I had toothpaste on because I had tried every other remedy. And I had those giant velcro rollers. You know the ones that look like Coke [cans]. We always say on soap operas, “The bigger the hair, the closer to an Emmy you get.”

So I had these Coke bottle rollers and I didn’t have any makeup on because my scenes were at the end of the day and it’s not first come first serve. So no makeup on this giant pimple. I had covered it with Colgate toothpaste — we decided for some reason at the soap that Colgate was the best for getting rid of zits when all else fails. So, I walked in and he was there. He was brand new to show business. He had never auditioned for anything.

And here he was screen testing for a soap opera. He had no idea what a screen test was. Same as me. When I screen-tested, I thought it was a written exam. And I’m not kidding.

I vomited words at him. He was spellbound.

Not in a good way.

Not in a good way. He was spellbound and he doesn’t recall what I looked like at all. He always goes back to, “I was just trying to get a job and I was warned that actors were strange. You just seemed like a strange actor.”

It’s wonderful that you guys did connect. He wasn’t like, “Security!”

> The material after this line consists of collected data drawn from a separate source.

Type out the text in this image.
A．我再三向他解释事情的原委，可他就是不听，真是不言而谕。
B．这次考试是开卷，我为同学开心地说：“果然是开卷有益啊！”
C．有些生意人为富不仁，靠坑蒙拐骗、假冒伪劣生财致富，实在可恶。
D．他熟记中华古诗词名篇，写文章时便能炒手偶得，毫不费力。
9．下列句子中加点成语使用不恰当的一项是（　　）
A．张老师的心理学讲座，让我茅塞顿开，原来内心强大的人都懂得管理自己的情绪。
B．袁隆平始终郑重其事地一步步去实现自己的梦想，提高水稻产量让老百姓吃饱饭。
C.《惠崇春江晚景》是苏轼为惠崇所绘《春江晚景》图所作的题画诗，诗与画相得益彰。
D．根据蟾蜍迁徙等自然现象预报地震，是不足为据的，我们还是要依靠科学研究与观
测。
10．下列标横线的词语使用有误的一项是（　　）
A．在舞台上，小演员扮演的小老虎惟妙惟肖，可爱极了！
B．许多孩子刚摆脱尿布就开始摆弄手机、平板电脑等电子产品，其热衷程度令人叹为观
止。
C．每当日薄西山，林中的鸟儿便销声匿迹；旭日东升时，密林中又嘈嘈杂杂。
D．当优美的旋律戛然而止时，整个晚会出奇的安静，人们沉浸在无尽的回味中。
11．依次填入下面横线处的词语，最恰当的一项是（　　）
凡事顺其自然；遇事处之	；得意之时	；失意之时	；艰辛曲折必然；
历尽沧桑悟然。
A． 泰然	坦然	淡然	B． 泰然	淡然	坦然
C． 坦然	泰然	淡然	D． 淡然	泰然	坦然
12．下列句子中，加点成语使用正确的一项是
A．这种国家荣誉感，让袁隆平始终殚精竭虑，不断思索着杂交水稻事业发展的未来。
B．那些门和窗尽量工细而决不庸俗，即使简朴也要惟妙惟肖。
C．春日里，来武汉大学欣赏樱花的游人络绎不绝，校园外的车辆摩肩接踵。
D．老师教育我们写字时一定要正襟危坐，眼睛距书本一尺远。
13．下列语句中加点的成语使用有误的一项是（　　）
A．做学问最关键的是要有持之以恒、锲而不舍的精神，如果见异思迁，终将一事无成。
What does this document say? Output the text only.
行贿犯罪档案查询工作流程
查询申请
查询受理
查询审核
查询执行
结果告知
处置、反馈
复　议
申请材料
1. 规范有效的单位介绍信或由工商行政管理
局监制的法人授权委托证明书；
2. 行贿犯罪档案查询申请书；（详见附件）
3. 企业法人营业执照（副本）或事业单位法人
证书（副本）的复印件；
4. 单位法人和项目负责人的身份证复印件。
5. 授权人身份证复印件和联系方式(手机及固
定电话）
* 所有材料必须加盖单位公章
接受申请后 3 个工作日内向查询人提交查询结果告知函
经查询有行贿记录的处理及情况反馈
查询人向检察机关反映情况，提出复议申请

First of all, he should have filed a restraining order. Second of all, I’m not a believer in love at first sight. So to be a person that suddenly found themselves dreaming that I was married to this person and that we were flying to Rome together on an airplane with a baby, made no sense.

The next day at the screen test, as I talk about in the book, I vomited that out at him. I said, “I had a dream.”

He was so non-threatened and grown up about the whole thing. The room fell into a hush.
There were 10 other guys there also auditioning who seemed spellbound by this conversation. [Mark] was not even halfway paying attention. He was taking notes.

I said, “Remember me from yesterday?”

I probably should have been fired. I mean, I broke every rule. I guess [rules] didn’t exist yet — it was the freewheeling 90s. There were no rules. So I somehow became his friend.